Now if you’re a raider, or have been in previous games, then you’re probably well aware of old-school “enrage” mechanics where, if your group is severely under geared and can’t bring enough damage to kill the boss in time, he enrages and starts prancing around the room one-shotting each member of your party. While this mechanic serves its purpose of making it clear for groups that they aren’t geared enough, in terms of design it was always a bit bland compared to more interesting mechanics with clear fail or win conditions.
On that note, it seems Carbine has—so far, at least—stayed away from using hard enrage timers in either of their raids, and is relying on complex mechanics and player skill in order to determine the outcome of each fight.

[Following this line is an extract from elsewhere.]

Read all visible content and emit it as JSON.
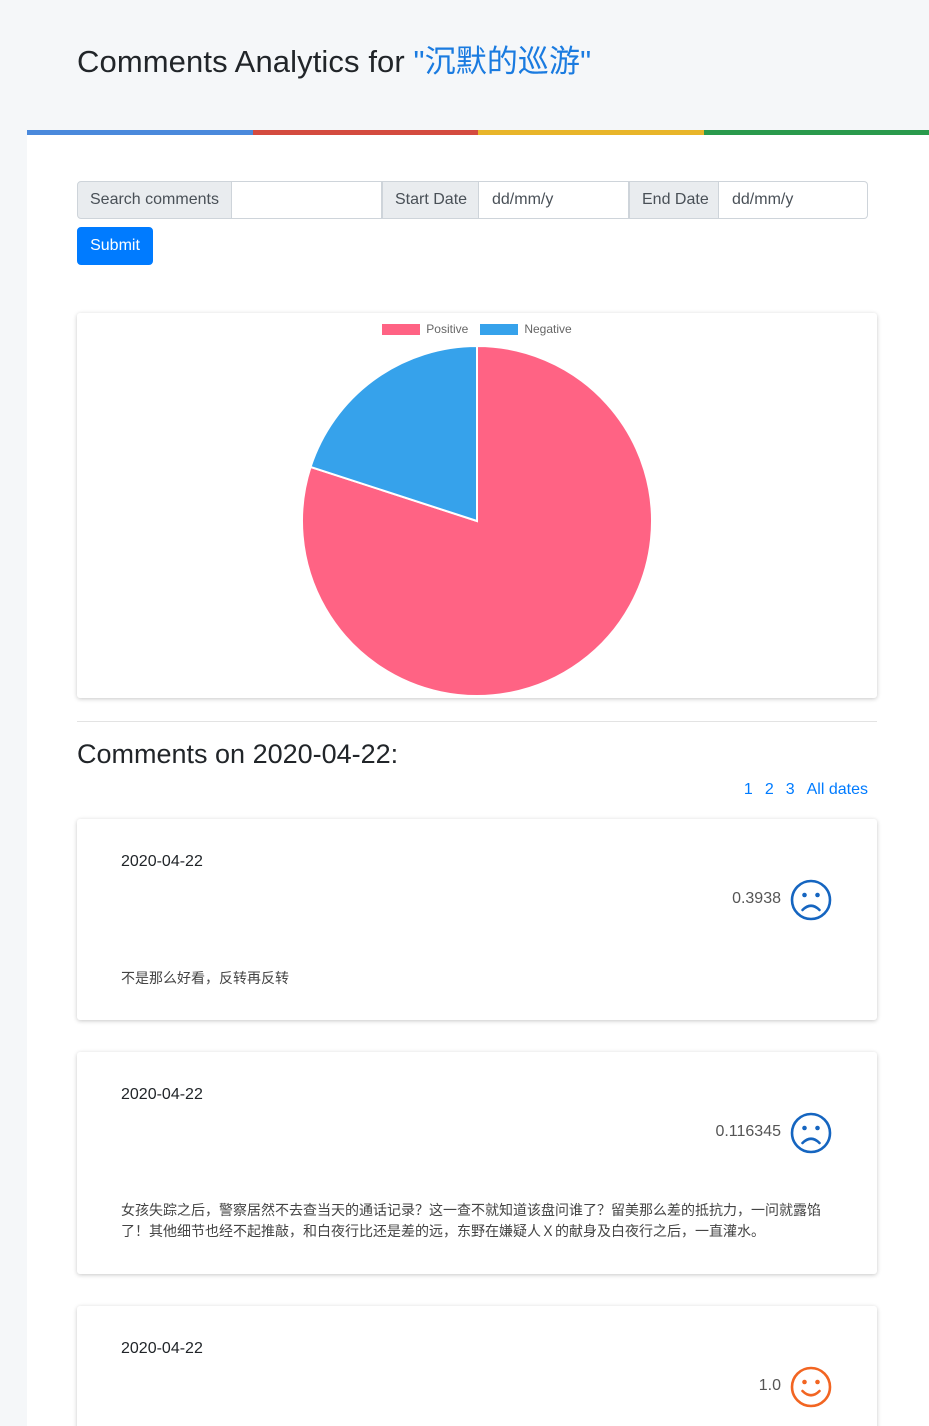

“I hate to say ‘never say never’. I would hate to say that we’re never going to do that and then find a really cool way to utilize that mechanic, but we do things slightly different than that. The perfect example is in that one room where the floor falls away. A guy [in your raid group] gets a debuff, and it’s anti what you’d want to do, but your purpose [at that point] is to run to the edge, leap off and do some repelling jump back onto the platform so that it explodes off the floor, rather than on it. Because if you’re on it, you’re going to take out all of the plates and you’re going to make the raid ten times harder immediately. So really there, it’s back to skill. It’s not really ‘hey you didn’t bring the DPS, or you guys aren’t geared enough to do a thing so now we’re just gonna wipe you.’ I would say we don’t really utilize that stuff as a gate, per say.”
Piggy-backing off of our boss mechanics discussion, I asked Mike to explain how the team approaches balancing for these fights and if they were also balancing around the possibility of player-created “hybrid builds.”
“We have been tuning the fights for all kinds of wacky [compositions], so we have been turning for the idea that there’s going to be people trying these gimmick builds and bringing a whole bunch of people. But, I think we’ve nailed it down where has a role. We still have the trinity, but you have a lot of utility where you might be able to make it; instead of having a Medic, you might be able to do it with a hybrid Esper. So I would say yes, we have taken it into account, and I think we’ve balanced it with both ends of the spectrum in mind.”